A guia que nos conduziu ao local foi chamando nossa atenção para a pintura e seus elementos fundamentais. A primeira visão é a cadeia montanhosa do Norte, com seus picos cobertos pela primeira neve do outono com a tímida iluminação do pôr-do-sol. Observamos outra cadeia de montanha, a noroeste, Solstein, Ostentam-se, a seguir, os picos Senhora Hitt e Hafelekar (hoje é uma estação de esqui).
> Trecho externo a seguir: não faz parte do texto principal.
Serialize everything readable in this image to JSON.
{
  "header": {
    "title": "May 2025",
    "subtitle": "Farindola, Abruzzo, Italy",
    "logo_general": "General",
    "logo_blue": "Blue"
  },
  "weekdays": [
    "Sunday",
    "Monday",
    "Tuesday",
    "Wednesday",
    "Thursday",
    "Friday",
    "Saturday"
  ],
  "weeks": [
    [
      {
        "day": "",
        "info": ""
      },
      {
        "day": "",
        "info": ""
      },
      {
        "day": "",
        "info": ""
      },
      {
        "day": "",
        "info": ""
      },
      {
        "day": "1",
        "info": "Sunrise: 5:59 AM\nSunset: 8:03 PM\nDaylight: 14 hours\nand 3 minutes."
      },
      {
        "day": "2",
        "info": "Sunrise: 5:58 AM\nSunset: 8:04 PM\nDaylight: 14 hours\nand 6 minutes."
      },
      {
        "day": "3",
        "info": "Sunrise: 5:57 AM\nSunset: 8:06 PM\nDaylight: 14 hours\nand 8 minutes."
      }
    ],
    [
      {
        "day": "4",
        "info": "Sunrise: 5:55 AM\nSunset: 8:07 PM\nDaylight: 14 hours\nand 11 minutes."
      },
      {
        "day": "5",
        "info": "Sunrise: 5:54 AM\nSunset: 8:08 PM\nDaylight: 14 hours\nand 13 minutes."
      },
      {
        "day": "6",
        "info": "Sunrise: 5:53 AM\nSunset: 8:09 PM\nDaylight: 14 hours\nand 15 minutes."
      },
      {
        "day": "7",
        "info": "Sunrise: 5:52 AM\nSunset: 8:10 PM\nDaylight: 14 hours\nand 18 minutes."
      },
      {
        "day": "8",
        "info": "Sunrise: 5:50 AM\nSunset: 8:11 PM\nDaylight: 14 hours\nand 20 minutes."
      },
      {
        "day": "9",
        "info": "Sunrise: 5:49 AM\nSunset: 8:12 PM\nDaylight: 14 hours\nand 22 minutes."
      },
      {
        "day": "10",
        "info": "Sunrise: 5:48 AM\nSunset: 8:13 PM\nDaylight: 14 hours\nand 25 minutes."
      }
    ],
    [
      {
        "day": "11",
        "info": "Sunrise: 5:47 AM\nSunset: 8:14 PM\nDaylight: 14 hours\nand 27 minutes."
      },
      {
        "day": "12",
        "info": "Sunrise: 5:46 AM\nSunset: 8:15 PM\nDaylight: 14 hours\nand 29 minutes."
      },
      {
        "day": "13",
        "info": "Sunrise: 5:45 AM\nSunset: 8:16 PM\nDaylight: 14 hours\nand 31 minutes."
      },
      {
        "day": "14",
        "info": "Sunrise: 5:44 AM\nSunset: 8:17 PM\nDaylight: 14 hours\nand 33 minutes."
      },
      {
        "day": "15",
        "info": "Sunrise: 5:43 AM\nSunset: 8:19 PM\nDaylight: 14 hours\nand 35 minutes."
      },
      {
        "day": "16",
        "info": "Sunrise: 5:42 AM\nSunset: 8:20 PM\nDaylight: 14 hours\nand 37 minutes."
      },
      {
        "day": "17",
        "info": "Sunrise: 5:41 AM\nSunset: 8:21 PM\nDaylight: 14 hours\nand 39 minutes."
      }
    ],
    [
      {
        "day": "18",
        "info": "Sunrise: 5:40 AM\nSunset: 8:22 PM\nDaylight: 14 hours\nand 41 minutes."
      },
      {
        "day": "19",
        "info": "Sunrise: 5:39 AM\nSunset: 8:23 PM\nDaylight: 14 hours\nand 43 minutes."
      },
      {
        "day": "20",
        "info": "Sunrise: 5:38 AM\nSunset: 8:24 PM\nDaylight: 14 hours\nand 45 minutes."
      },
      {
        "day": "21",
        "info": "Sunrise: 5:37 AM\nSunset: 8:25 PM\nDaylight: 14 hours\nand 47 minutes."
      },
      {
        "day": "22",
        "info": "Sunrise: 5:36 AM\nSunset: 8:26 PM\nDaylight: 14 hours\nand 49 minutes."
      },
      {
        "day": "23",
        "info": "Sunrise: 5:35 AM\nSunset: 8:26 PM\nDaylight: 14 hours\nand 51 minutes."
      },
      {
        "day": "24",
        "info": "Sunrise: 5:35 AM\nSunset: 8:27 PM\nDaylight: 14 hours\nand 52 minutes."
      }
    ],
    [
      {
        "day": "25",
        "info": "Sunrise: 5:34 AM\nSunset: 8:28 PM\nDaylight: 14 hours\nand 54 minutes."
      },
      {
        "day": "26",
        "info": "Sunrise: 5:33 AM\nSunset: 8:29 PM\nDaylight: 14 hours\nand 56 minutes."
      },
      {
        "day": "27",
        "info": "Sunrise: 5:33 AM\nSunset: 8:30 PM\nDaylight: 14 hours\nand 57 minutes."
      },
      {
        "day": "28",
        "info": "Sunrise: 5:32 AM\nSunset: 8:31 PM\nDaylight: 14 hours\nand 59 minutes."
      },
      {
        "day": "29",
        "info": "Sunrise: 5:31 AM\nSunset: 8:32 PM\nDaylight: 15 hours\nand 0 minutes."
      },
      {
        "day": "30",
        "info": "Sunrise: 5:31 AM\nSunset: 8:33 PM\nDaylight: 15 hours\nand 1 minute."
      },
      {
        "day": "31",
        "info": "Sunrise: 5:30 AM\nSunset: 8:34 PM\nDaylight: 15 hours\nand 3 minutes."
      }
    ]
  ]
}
Como num filme, só que temos já todas as cenas projetadas na parede circular, nosso olhar, nossos olhos, nossa vista é quem vai apreender, buscar todos os elementos que estão expostos, circularmente, para lhes dar unidade e compreensão. As cenas desse 3º dia da batalha de Bergisel vão-se descortinando aos nossos olhos ávidos de admiração e surpresa. Avistamos logo a cidade de Innsbruck, esmaecida pelo crepúsculo do outono. Aparecem, então, os prédios e os personagens retratados, como as cúpulas da Catedral, do Palácio Imperial e da Torre Municipal. Logo a seguir, vem o bairro antigo com seu Arco de Triunfo. Surge o monte Bergisel, o bairro de Wilten, sua Basílica rococó, Igreja e Convento.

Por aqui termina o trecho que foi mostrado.